If it’s just one or ten mailboxes, that’s manageable. But imagine migrating 1,000 mailboxes over the weekend; when Monday morning rolls around, all 1,000 Outlook clients start downloading simultaneously, which is an issue. Unfortunately, there’s no technical way to avoid this, it’s just how Outlook works.
Ensure a smooth end-user adoption
Getting everyone on board is key. Users need to understand what’s changing and what to expect.
Will their experiences stay the same? Do they have new features available like Teams, OneDrive, or SharePoint? And how can they make the most of them?

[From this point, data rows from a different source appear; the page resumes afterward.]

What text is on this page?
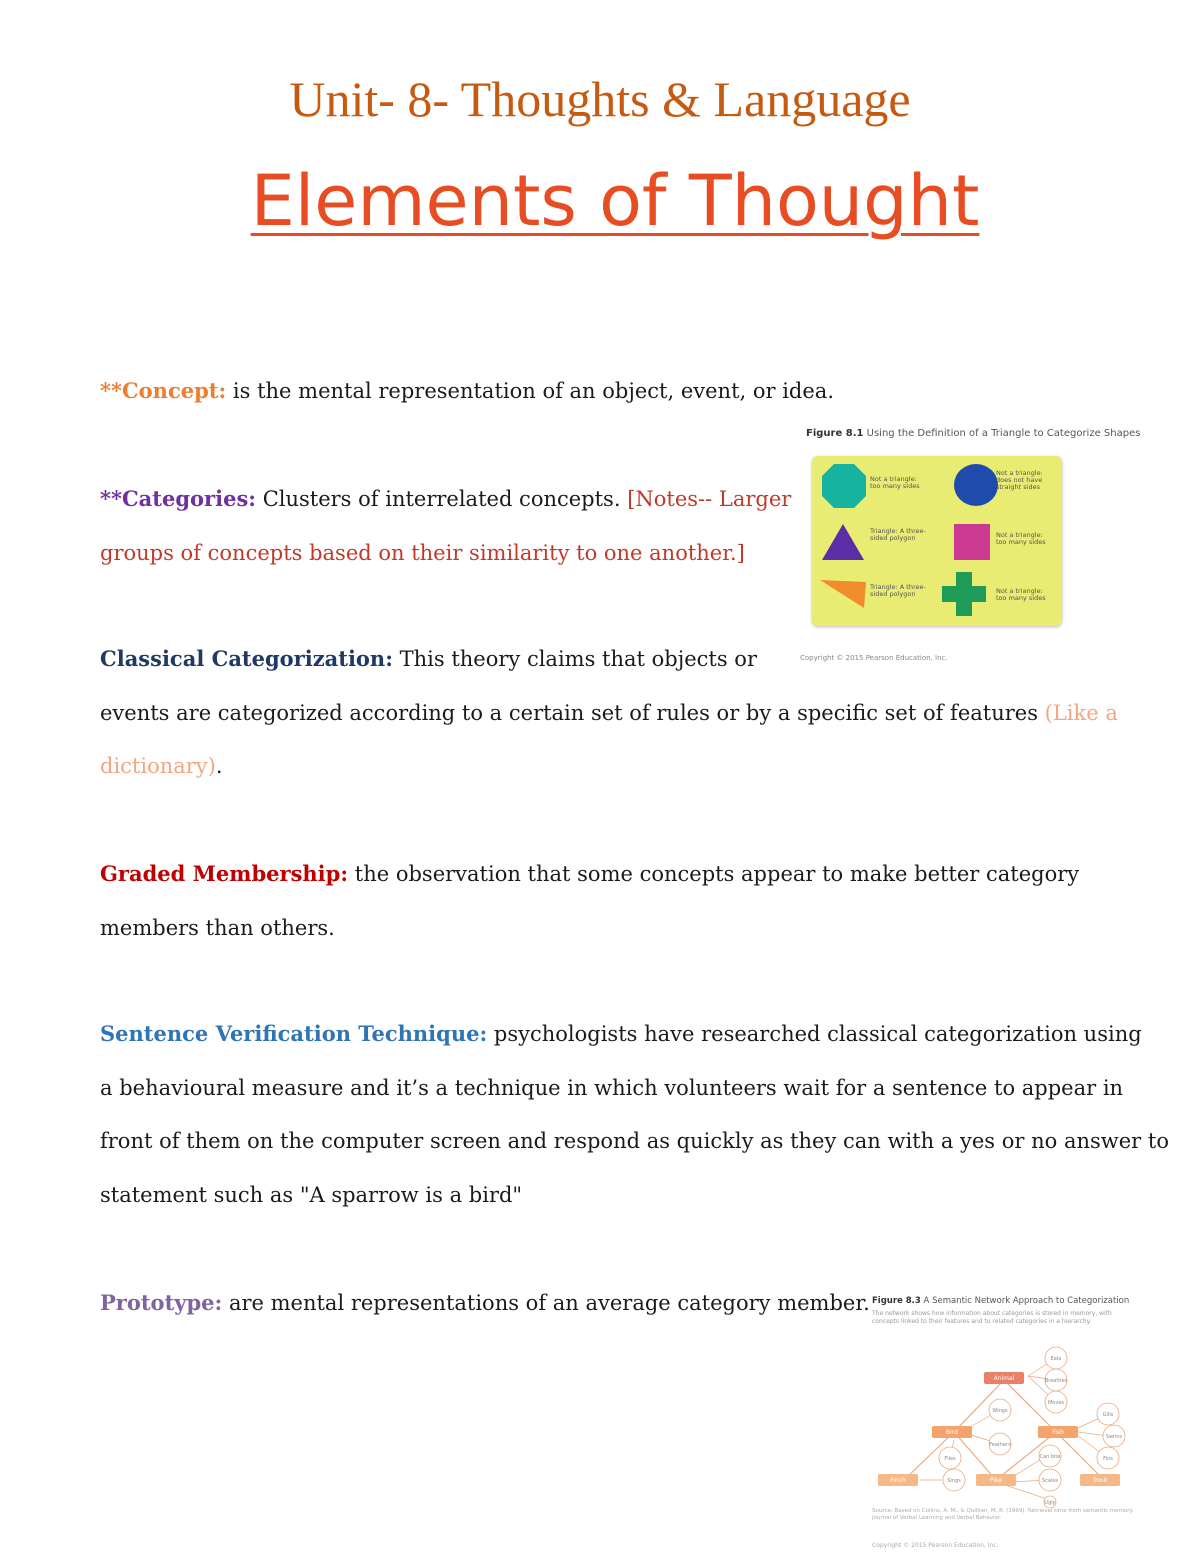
Unit- 8- Thoughts & Language
Elements of Thought
**Concept: is the mental representation of an object, event, or idea.
**Categories: Clusters of interrelated concepts. [Notes-- Larger
groups of concepts based on their similarity to one another.]
Classical Categorization: This theory claims that objects or
events are categorized according to a certain set of rules or by a specific set of features (Like a
dictionary).
Graded Membership: the observation that some concepts appear to make better category
members than others.
Sentence Verification Technique: psychologists have researched classical categorization using
a behavioural measure and it’s a technique in which volunteers wait for a sentence to appear in
front of them on the computer screen and respond as quickly as they can with a yes or no answer to
statement such as "A sparrow is a bird"
Prototype: are mental representations of an average category member.
Figure 8.1 Using the Definition of a Triangle to Categorize Shapes
Not a triangle: too many sides
Not a triangle: does not have straight sides
Triangle: A three-sided polygon	Not a triangle: too many sides
Triangle: A three-sided polygon	Not a triangle: too many sides
Copyright © 2015 Pearson Education, Inc.
Figure 8.3 A Semantic Network Approach to Categorization
The network shows how information about categories is stored in memory, with concepts linked to their features and to related categories in a hierarchy.
Eats
Breathes
Moves
Wings
Feathers
Flies
Gills
Swims
Fins
Sings
Can bite
Scales
Ugly
Animal
Bird	Fish
Finch	Pike	Trout
Source: Based on Collins, A. M., & Quillian, M. R. (1969). Retrieval time from semantic memory. Journal of Verbal Learning and Verbal Behavior.
Copyright © 2015 Pearson Education, Inc.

So how do you keep everyone in the loop? Start by keeping them informed through newsletters and regular updates on your company’s intranet. Share snippets about the new features on the horizon and how they can dive right in. Consider setting up an internal Wiki with handy “how-to” guides and create a status page on the intranet in case any issues pop up.
The key here is communication. Nailing this means users will embrace the new environment, leading to smoother transitions.
Moving mailboxes is not a very difficult task, but it’s important to be aware of common challenges. By implementing these tips and staying prepared, you can ensure the success of your mailbox migration project. Remember, with diligence and the right approach, you can overcome obstacles and make the transition seamless for your organization.